Thursday, November 5, 2015

Adorable Mini Ghost Cupcakes! (GF, Vegan)

Sarah is my go to girl if I need a recipe for dessert!  Her flour blend works perfectly every time, and I've never made one of her recipes and been disappointed!


These adorable ghost cupcakes were no different.  Everyone loved them on Halloween night and no one could tell that they were gluten free AND vegan!


Don't judge the fact that mine don't look as perfect as Sarah's!
They got a bit messy in transit to the party!
They still tasted delicious and that's what matters!
She makes them as regular cupcakes and the recipe makes 12-14.  I needed to serve a lot more people so I did them in my "muffin barge" and made about 30 mini ghosts.

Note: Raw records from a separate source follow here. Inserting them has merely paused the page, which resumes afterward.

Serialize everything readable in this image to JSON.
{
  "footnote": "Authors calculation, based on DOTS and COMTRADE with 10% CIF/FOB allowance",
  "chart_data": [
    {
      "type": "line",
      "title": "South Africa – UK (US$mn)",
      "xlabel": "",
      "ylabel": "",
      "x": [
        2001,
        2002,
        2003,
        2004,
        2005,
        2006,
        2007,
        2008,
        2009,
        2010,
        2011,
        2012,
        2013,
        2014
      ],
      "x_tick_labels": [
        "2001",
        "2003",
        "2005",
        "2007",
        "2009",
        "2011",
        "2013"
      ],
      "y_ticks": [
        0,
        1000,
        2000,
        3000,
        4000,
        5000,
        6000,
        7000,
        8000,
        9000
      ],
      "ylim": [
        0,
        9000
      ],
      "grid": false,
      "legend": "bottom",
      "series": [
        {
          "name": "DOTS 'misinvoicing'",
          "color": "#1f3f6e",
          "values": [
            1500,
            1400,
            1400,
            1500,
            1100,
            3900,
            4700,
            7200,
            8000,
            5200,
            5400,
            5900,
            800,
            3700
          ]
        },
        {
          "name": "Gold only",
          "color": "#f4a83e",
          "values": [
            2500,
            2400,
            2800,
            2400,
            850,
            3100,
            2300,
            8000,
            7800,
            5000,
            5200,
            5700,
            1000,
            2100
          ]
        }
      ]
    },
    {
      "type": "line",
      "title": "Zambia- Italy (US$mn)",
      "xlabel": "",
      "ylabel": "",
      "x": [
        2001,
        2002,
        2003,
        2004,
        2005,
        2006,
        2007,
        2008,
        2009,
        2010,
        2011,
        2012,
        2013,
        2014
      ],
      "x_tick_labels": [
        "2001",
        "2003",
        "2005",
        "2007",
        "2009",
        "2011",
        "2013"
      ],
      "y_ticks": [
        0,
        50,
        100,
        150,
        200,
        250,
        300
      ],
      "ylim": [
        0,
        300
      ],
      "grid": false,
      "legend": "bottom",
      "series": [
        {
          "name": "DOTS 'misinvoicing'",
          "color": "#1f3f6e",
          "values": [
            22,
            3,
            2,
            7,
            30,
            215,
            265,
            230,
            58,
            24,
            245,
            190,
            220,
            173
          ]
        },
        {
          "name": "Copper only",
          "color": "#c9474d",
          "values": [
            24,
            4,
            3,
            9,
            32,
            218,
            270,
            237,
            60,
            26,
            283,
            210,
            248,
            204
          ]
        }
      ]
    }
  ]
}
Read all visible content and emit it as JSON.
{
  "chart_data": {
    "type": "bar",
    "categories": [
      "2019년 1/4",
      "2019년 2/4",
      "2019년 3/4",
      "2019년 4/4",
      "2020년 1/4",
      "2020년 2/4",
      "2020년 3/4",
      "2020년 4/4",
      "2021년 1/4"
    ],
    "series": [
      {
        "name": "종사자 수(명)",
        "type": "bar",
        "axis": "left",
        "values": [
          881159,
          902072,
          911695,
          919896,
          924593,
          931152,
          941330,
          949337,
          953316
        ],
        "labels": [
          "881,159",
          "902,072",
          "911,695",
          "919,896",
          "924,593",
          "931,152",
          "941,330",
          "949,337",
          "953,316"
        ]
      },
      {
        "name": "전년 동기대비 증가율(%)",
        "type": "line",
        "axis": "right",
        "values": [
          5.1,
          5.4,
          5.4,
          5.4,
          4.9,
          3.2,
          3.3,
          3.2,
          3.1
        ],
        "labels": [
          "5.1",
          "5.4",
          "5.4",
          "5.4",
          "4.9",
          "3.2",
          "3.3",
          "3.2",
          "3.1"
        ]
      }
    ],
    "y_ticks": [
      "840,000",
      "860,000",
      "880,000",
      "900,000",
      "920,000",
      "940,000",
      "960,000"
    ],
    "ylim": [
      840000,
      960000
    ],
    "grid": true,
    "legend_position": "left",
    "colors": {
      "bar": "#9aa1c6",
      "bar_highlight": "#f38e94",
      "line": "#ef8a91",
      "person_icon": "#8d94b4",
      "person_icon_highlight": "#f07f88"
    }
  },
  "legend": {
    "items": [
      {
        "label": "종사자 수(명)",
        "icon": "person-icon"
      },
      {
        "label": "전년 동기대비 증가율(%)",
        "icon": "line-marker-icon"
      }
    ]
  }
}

Adorable Mini Ghost Cupcakes (GF, Vegan)


chocolate cupcakes
  • 1 1/4 C Sarah's gluten free flour blend
  • 1/2 C good quality cocoa powder
  • 1 t baking powder
  • 1/2 t baking soda
  • 1/2 t sea salt
  • 1/2 C unsweetened coconut milk (So Delicious)
  • 1/2 C water
  • 1 T white vinegar
  • 1 C organic cane sugar
  • 1/3 C sunflower seed oil (I didn't have this so I used a canola coconut oil blend)
  • 1 t pure vanilla extract
vegan vanilla buttercream frosting
  • 1/2 C organic non-hydrogenated shortening
  • 2 T Earth Balance vegan butter, softened
  • 3 C organic powdered sugar, sifted
  • 2-3 T So Delicious coconut milk coffee creamer (I used regular)
  • 1 t pure vanilla extract
  • dairy free mini chocolate chips (Enjoy Life)
INSTRUCTIONS
  1. Preheat oven to 350 degrees. Spray your pan with coconut oil.
  2. Sift together flour blend, cocoa powder, baking powder, baking soda, and salt. Set aside.
  3. In large mixing bowl, stir together coconut milk, water and vinegar, until slightly curdled. Add sugar, oil, and vanilla extract. Slowly whisk in flour mixture. Mix for 1 minute, until combined.
  4. Pour batter into prepared cupcake pan. Bake for 12-15 minutes, or until toothpick inserted in center of cupcake comes out clean. Place cupcakes on cooling rack and cool completely.
  5. To make buttercream, beat together shortening and vegan butter for 1 minute in large stand mixer. Add sifted powdered sugar, 2 tablespoons coffee creamer and vanilla. Beat for 2 minutes, until light and fluffy (add additional tablespoon coffee creamer if needed).
  6. Place buttercream in plastic bag and cut off a bit at the tip. Pipe tall mound of frosting in center of cupcake, pulling tip away to create small peak. Add chocolate chips for eyes.


"Hey, I saw you in the movie!"
One of the kiddos from another school
thought I was the real Mrs. Incredible!